The other side of the coin in the situation is that, if he'd "only" had craniosynostosis, that was repairable and his head could continue to grow normally after the surgery to release the fused suture (his head circumference is so tiny as to not even be on the growth charts). Instead, he has a new diagnosis that is generally untreatable: microcephaly. We aren't sure if we'd rather have brain surgery or microcephaly based on what we have read. At Wikipedia the description says:
"Microcephaly is a neurodevelopmental disorder in which the circumference of the head is more than two standard deviations smaller than average for the person's age and sex. Microcephaly may be congenital or it may develop in the first few years of life. The disorder may stem from a wide variety of conditions that cause abnormal growth of the brain, or from syndromes associated with chromosomal abnormalities (Mason has a chromosomal deletion). Two copies of a loss-of-function mutation in one of the microcephalin genes causes primary microcephaly.
"In general, life expectancy for individuals with microcephaly is reduced and the prognosis for normal brain function is poor. The prognosis varies depending on the presence of associated abnormalities."
Mason has many "associated anomalies" but none of Mason's other "issues" appear to be life-threatening other than his low immune system which is being treated as aggressively as possible with antibody infusions weekly. So ... we are going to hope and pray that he is one of the ones who is minimally affected ...
According to MedicineNet, "Depending on the severity of the accompanying syndrome, children with microcephaly may have:
- mental retardation,
- delayed motor functions and speech,
- facial distortions
- dwarfism or short stature,
- difficulties with coordination and balance, and
- other brain or neurological abnormalities.
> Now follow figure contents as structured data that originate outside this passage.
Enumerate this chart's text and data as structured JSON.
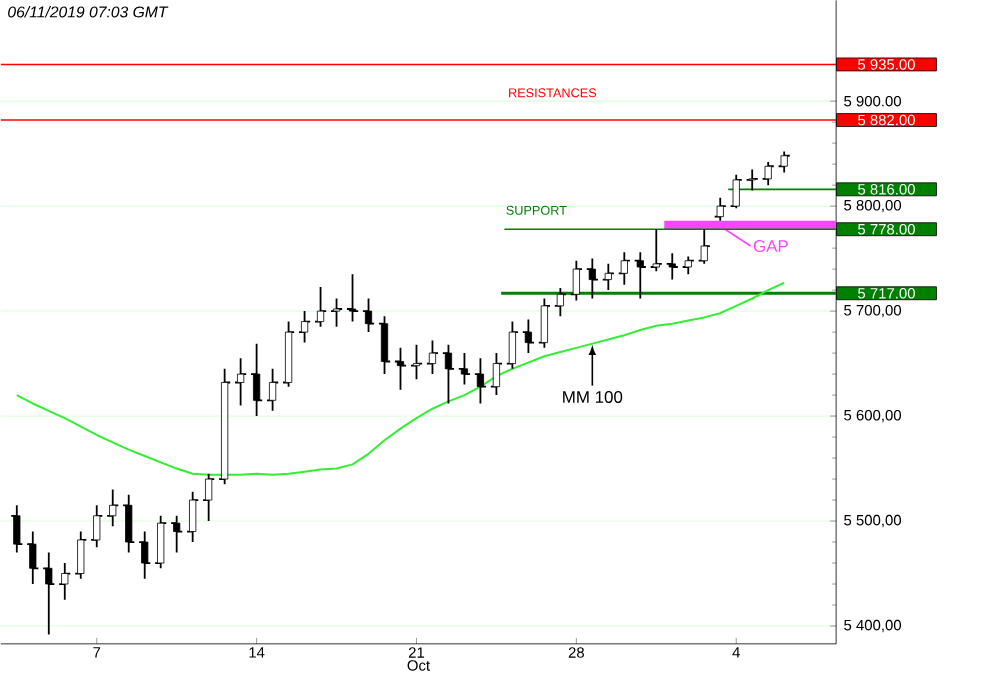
{
  "chart_data": {
    "type": "candlestick",
    "color": "#000000",
    "categories": [
      null,
      null,
      null,
      null,
      null,
      "7",
      null,
      null,
      null,
      null,
      null,
      null,
      null,
      null,
      null,
      "14",
      null,
      null,
      null,
      null,
      null,
      null,
      null,
      null,
      null,
      "21",
      null,
      null,
      null,
      null,
      null,
      null,
      null,
      null,
      null,
      "28",
      null,
      null,
      null,
      null,
      null,
      null,
      null,
      null,
      null,
      "4",
      null,
      null,
      null
    ],
    "xlabel": "Oct",
    "ohlc": [
      [
        5505,
        5515,
        5470,
        5478
      ],
      [
        5478,
        5490,
        5440,
        5455
      ],
      [
        5455,
        5470,
        5392,
        5440
      ],
      [
        5440,
        5460,
        5425,
        5450
      ],
      [
        5450,
        5490,
        5445,
        5482
      ],
      [
        5482,
        5515,
        5475,
        5505
      ],
      [
        5505,
        5530,
        5495,
        5515
      ],
      [
        5515,
        5525,
        5470,
        5480
      ],
      [
        5480,
        5490,
        5445,
        5460
      ],
      [
        5460,
        5505,
        5455,
        5498
      ],
      [
        5498,
        5505,
        5470,
        5490
      ],
      [
        5490,
        5528,
        5480,
        5520
      ],
      [
        5520,
        5545,
        5500,
        5540
      ],
      [
        5540,
        5645,
        5535,
        5632
      ],
      [
        5632,
        5655,
        5610,
        5640
      ],
      [
        5640,
        5669,
        5600,
        5615
      ],
      [
        5615,
        5645,
        5605,
        5632
      ],
      [
        5632,
        5690,
        5628,
        5680
      ],
      [
        5680,
        5700,
        5670,
        5690
      ],
      [
        5690,
        5723,
        5685,
        5700
      ],
      [
        5700,
        5712,
        5685,
        5702
      ],
      [
        5702,
        5735,
        5690,
        5700
      ],
      [
        5700,
        5712,
        5680,
        5688
      ],
      [
        5688,
        5695,
        5640,
        5652
      ],
      [
        5652,
        5665,
        5625,
        5648
      ],
      [
        5648,
        5668,
        5635,
        5650
      ],
      [
        5650,
        5672,
        5640,
        5660
      ],
      [
        5660,
        5668,
        5612,
        5645
      ],
      [
        5645,
        5660,
        5630,
        5640
      ],
      [
        5640,
        5655,
        5612,
        5628
      ],
      [
        5628,
        5660,
        5620,
        5650
      ],
      [
        5650,
        5690,
        5645,
        5680
      ],
      [
        5680,
        5692,
        5660,
        5670
      ],
      [
        5670,
        5712,
        5665,
        5705
      ],
      [
        5705,
        5722,
        5695,
        5716
      ],
      [
        5716,
        5748,
        5710,
        5740
      ],
      [
        5740,
        5750,
        5712,
        5730
      ],
      [
        5730,
        5745,
        5720,
        5736
      ],
      [
        5736,
        5756,
        5725,
        5748
      ],
      [
        5748,
        5756,
        5712,
        5742
      ],
      [
        5742,
        5778,
        5738,
        5745
      ],
      [
        5745,
        5755,
        5730,
        5742
      ],
      [
        5742,
        5752,
        5735,
        5748
      ],
      [
        5748,
        5778,
        5745,
        5762
      ],
      [
        5790,
        5808,
        5786,
        5800
      ],
      [
        5800,
        5830,
        5798,
        5825
      ],
      [
        5825,
        5835,
        5815,
        5826
      ],
      [
        5826,
        5842,
        5820,
        5838
      ],
      [
        5838,
        5852,
        5832,
        5848
      ]
    ],
    "series": [
      {
        "name": "MM 100",
        "type": "line",
        "color": "#33ee33",
        "values": [
          5620,
          5612,
          5605,
          5598,
          5590,
          5582,
          5575,
          5568,
          5562,
          5556,
          5550,
          5545,
          5544,
          5544,
          5544,
          5545,
          5544,
          5545,
          5547,
          5549,
          5550,
          5554,
          5564,
          5577,
          5588,
          5598,
          5607,
          5614,
          5620,
          5628,
          5638,
          5645,
          5651,
          5657,
          5661,
          5665,
          5669,
          5673,
          5677,
          5682,
          5686,
          5688,
          5691,
          5694,
          5698,
          5705,
          5712,
          5720,
          5727
        ]
      }
    ],
    "ylim": [
      5383,
      5996
    ],
    "yticks": [
      {
        "value": 5400,
        "label": "5 400,00"
      },
      {
        "value": 5500,
        "label": "5 500,00"
      },
      {
        "value": 5600,
        "label": "5 600,00"
      },
      {
        "value": 5700,
        "label": "5 700,00"
      },
      {
        "value": 5800,
        "label": "5 800,00"
      },
      {
        "value": 5900,
        "label": "5 900.00"
      }
    ],
    "grid": "y",
    "ref_lines": [
      {
        "axis": "y",
        "value": 5935,
        "label": "5 935.00",
        "color": "#ff0000"
      },
      {
        "axis": "y",
        "value": 5882,
        "label": "5 882.00",
        "color": "#ff0000"
      },
      {
        "axis": "y",
        "value": 5816,
        "label": "5 816.00",
        "color": "#008000"
      },
      {
        "axis": "y",
        "value": 5778,
        "label": "5 778.00",
        "color": "#008000"
      },
      {
        "axis": "y",
        "value": 5717,
        "label": "5 717.00",
        "color": "#008000"
      }
    ],
    "bands": [
      {
        "axis": "y",
        "from": 5778,
        "to": 5786,
        "label": "GAP",
        "color": "#ff44ff"
      }
    ],
    "annotations": [
      "06/11/2019  07:03 GMT",
      "RESISTANCES",
      "SUPPORT"
    ]
  }
}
Some children with microcephaly will have normal intelligence and a head that will grow bigger, but they will track below the normal growth curves for head circumference."
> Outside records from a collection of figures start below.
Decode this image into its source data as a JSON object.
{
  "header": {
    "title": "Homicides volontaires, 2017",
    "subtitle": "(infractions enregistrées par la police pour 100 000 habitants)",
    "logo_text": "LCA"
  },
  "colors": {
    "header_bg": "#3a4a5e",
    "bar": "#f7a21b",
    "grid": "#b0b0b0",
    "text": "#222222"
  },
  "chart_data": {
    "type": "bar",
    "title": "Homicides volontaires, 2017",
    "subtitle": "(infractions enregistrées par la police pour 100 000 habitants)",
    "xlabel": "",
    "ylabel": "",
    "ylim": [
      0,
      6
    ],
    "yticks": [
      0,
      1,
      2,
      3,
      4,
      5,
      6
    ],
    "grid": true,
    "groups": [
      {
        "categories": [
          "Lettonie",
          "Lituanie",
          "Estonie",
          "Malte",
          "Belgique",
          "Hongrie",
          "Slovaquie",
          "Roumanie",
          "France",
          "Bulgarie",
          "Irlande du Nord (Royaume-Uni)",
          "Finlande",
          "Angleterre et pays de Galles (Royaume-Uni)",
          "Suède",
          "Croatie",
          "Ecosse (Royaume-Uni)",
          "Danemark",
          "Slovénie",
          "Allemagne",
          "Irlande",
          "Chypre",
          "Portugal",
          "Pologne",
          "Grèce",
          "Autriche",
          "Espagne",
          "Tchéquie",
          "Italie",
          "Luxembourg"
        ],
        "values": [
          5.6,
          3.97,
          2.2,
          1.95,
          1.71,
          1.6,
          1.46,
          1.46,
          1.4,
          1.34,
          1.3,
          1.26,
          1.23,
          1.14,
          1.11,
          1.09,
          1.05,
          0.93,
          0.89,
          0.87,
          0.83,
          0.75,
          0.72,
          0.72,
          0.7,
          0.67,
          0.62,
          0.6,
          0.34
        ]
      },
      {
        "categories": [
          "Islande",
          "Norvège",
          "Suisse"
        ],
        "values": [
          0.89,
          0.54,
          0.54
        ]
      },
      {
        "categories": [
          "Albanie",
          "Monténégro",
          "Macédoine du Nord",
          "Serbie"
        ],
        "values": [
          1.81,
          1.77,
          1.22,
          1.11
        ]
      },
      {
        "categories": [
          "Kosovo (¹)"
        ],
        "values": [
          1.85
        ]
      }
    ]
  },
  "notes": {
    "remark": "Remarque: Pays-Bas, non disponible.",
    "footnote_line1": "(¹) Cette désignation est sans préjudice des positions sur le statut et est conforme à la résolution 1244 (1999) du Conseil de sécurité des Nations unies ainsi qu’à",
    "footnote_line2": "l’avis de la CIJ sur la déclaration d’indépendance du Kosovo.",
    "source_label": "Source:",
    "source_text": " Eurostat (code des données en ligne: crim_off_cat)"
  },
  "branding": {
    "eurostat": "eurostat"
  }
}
We'll be praying that even if he has a little head that he continues to grow and develop. No "diagnosis" can limit the power of God :D So far Mason has shown us that not only does he rarely ever conform to doctors' expectations, he is also a very happy, very smart little guy who knows how to problem solve very well and his congitive function continues to improve despite the small size of his head. We are going to see a craniofacial specialist next month to see if he may benefit still from a helmet for his positional plagiocephaly he got in the NICU from sleeping on his sides and back all the time.